“Dark Places” opens Friday at Star Cinema. R, 1;54, two stars out of four.
A man sits in prison. He may not have committed the crime he’s convicted of. So why doesn’t he fight? Is he afraid? Is he protecting someone?
Or, as in the case of “Dark Places,” is the real solution to the mystery so silly and convoluted that he’s embarrassed to even say it out loud in a courtroom.
Adapted from the novel by Gillian Flynn, famous for “Gone Girl,” “Dark Places” starts off in a promising place and devolves quickly from there. Writer-director Gilles Paquet-Brenner (“Sarah’s Key”) completely loses the emotional thread of the story in a tangle of red herrings, false scares and wasted performances.
Charlize Theron plays Libby Day, a woman who survived the massacre of her family in their Kansas farmhouse when she was eight. She testified against her brother Ben (Tye Sheridan in flashbacks, Corey Stoll as an adult), and moves through life armored by grief. Theron is predictably good in the early scenes as a brooding, broken woman haunted as much by her own guilt in profiting off tragedy (she ghost-wrote a best-selling book about the case) as by the murders themselves.

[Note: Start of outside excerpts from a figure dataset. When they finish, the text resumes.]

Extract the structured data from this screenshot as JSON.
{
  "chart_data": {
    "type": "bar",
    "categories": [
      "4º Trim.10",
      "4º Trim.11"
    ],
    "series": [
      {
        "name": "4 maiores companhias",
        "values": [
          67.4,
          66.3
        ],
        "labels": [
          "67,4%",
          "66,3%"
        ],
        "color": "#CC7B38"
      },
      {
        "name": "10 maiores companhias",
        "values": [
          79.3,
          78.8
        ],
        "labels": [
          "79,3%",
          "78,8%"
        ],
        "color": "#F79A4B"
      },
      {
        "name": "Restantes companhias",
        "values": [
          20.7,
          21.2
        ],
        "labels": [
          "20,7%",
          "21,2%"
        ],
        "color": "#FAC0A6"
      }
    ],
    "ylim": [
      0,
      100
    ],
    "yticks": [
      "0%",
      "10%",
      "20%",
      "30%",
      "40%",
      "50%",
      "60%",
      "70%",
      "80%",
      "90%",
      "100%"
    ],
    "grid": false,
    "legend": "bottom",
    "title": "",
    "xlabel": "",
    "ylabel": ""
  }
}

Libby is contacted by Nicholas Hoult (her “Mad Max: Fury Road” co-star), the leader of a so-called “Kill Club,” which is like a book club for investigating famous murders. They believe Ben is innocent of the crime he was convicted of, and basically want to pay Libby to pick her brain. The way they appropriate Libby’s personal tragedy as their own hobby makes for a fresh and queasily fascinating angle on the mystery.
Unfortunately, the Kill Club is pretty much forgotten as Libby starts digging into the case, interviewing old acquaintances and enemies she hasn’t seen in decades. Along the way, the mystery plot involves Satanic rituals, secret love children and even a serial killer. When one character implores, “I know this is a lot to take,” I had to agree. It’s like Flynn couldn’t settle on one solution to her mystery, so decided to check “all of the above.” It all builds up to a simply unbelievable twist ending that makes “Gone Girl” seem like gritty realism.

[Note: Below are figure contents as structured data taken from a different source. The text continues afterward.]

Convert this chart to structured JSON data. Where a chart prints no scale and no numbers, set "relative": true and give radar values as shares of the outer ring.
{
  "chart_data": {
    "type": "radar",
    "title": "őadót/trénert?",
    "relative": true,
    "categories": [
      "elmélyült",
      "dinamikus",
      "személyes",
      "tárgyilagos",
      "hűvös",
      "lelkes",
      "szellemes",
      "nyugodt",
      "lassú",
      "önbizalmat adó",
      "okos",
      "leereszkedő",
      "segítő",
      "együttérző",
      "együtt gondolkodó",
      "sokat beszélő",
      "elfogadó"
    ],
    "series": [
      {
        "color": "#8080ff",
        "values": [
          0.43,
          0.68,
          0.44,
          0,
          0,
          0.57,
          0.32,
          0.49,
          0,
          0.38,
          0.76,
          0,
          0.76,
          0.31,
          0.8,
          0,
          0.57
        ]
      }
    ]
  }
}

It’s very jarring to see this ridiculous mystery play out in such a realistic rural setting, the characters all hard-bitten, repressed Midwesterners living in crummy apartments or windswept prairies. Paquet-Brenner also includes extensive flashbacks of Libby’s childhood, with Christina Hendricks playing her mother and Chloe Grace-Moretz as Ben’s bad-girl girlfriend. Ultimately, we lose interest in Libby’s investigation because it’s the flashbacks that are telling us what happened anyway.
Somewhere in here, among the ludicrous plot turns and overstuffed cast of characters, there’s a simple, devastating story about the lingering effects of childhood trauma. But finding it is one mystery that can’t be solved.